Frontiers in Sports and Active Living (May 2023)

Association between elite swimmers’ force production and 100 m front crawl inter-lap pacing and kinematics

  • Mário J. Costa,
  • Mário J. Costa,
  • Catarina C. Santos,
  • Catarina C. Santos,
  • Francisco Ferreira,
  • Francisco Ferreira,
  • Raul Arellano,
  • J. Paulo Vilas-Boas,
  • J. Paulo Vilas-Boas,
  • Ricardo J. Fernandes,
  • Ricardo J. Fernandes

DOI
https://doi.org/10.3389/fspor.2023.1205800
Journal volume & issue
Vol. 5

Abstract

Read online

The present study aimed to analyse the associations between force production and 100 m front crawl inter-lap pacing and kinematics. Eleven elite male swimmers performed a 100 m front crawl maximal effort to collect 50 m lap time (T50, s) and velocity (v, m·s−1) for pacing, stroke rate (SR), stroke length (SL) and stroke index (SI) as kinematic variables.

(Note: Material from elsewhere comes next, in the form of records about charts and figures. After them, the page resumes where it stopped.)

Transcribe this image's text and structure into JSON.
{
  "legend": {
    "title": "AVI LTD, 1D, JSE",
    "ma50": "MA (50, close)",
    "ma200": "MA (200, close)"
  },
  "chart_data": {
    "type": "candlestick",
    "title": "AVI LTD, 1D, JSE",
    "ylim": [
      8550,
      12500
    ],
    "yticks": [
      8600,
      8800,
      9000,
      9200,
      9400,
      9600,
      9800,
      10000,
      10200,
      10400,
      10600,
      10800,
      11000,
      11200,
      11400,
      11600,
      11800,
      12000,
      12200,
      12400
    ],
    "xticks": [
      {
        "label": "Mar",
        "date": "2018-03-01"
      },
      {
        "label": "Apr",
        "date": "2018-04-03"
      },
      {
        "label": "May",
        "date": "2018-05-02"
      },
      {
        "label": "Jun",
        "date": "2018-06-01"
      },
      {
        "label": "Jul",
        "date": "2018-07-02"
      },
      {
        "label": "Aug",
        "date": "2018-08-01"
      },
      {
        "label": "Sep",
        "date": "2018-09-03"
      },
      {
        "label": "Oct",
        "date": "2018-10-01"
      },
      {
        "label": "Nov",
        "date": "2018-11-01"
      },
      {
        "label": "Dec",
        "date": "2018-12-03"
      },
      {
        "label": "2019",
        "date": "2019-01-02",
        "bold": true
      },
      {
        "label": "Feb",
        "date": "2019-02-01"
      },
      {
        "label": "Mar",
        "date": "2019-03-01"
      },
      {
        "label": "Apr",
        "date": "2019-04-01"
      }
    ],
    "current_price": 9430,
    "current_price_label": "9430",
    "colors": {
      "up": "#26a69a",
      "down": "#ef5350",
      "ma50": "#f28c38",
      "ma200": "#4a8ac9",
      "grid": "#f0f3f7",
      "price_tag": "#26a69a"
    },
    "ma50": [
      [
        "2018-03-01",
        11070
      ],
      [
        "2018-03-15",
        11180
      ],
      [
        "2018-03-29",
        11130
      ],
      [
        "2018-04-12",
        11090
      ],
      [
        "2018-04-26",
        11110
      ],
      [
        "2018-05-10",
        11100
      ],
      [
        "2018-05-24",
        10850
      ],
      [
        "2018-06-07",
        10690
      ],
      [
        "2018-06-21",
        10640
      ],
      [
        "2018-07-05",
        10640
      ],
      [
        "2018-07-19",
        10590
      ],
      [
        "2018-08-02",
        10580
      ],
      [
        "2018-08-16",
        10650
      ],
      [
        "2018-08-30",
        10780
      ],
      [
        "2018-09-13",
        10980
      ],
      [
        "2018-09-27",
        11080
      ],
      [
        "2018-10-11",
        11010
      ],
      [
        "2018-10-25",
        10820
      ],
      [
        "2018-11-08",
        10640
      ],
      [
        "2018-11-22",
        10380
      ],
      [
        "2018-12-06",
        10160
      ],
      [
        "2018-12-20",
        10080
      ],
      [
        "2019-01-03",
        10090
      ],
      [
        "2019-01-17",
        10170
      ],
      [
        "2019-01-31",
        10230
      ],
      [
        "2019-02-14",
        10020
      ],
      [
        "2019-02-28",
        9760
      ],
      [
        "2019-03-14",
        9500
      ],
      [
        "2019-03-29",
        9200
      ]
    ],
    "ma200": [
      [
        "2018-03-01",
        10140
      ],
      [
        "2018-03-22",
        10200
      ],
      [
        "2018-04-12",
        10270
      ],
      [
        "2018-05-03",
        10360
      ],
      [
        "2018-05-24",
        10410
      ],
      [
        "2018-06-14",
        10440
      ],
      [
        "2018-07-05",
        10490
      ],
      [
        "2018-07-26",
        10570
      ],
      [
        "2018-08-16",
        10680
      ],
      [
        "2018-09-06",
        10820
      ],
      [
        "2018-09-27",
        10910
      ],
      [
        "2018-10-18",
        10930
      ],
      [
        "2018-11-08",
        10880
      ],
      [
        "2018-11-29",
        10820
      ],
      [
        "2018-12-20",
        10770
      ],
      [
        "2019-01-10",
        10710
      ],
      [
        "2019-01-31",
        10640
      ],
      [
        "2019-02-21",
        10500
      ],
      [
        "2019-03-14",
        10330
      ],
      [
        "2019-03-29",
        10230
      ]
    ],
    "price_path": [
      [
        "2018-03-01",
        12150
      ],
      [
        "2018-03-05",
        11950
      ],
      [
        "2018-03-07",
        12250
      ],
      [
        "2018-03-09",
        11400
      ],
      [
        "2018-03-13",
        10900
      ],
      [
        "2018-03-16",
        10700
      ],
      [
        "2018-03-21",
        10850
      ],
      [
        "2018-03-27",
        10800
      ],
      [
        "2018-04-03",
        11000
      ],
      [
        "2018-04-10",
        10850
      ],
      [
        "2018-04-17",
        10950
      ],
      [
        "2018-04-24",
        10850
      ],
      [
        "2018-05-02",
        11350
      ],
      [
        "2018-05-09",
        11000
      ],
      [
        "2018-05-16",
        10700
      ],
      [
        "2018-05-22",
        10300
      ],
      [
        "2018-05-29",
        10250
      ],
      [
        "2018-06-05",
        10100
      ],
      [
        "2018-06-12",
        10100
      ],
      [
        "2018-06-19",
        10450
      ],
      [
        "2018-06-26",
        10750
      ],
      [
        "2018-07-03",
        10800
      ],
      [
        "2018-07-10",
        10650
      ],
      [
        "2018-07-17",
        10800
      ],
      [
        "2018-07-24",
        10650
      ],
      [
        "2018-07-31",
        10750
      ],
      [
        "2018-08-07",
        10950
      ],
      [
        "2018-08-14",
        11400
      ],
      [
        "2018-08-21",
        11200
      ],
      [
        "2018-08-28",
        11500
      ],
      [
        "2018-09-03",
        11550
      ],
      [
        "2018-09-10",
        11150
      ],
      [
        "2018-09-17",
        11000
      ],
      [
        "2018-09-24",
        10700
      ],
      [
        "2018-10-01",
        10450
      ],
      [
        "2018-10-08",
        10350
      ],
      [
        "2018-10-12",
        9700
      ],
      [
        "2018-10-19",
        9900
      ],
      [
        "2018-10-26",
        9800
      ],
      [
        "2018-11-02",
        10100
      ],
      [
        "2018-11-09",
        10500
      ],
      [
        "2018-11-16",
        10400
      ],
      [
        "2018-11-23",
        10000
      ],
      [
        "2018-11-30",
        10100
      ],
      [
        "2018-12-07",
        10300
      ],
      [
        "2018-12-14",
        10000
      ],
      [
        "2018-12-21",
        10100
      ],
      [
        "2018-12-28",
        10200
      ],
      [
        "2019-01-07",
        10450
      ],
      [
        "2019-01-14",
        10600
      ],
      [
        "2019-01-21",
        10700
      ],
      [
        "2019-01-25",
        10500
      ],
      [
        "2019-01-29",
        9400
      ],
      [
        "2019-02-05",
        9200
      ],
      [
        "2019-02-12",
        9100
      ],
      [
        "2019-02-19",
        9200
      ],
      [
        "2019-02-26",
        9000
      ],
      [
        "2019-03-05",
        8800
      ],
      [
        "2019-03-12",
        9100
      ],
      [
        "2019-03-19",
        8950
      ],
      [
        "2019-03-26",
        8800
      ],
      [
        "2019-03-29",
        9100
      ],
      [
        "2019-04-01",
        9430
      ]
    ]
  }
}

A 30 s tethered effort allowed to determine the peak (Fpeak) and mean force (Fmean) as force production variables. The relative change (Δ) between 50 m laps was also calculated for all measures. A paired sample t-test was used to check differences between laps and Pearson correlation coefficients allowed to quantify the associations between force and remaining variables. The T50 increased from the first to the second lap (ΔT50 = 10.61%, p < 0.01, d = 2.68), while v (Δv = −5.92%, p < 0.01, d = 1.53), SR (ΔSR = −6.61%, p < 0.01, d = 0.45) and SI (ΔSI = −4.92%, p = 0.02, d = 0.45) decreased. SL remained unchanged between laps (ΔSL = 1.07%, p = 0.66, d = 0.08). No associations were found between force production and most of Δ, with the only exception being the reasonable good association between Fpeak and Δv (r = 0.62, p = 0.04). Although both pacing and kinematics fall from the first to the second sections of a 100 m front-crawl effort, the swimmers who exhibit higher Fpeak show a more stable front crawl v between both 50 m laps.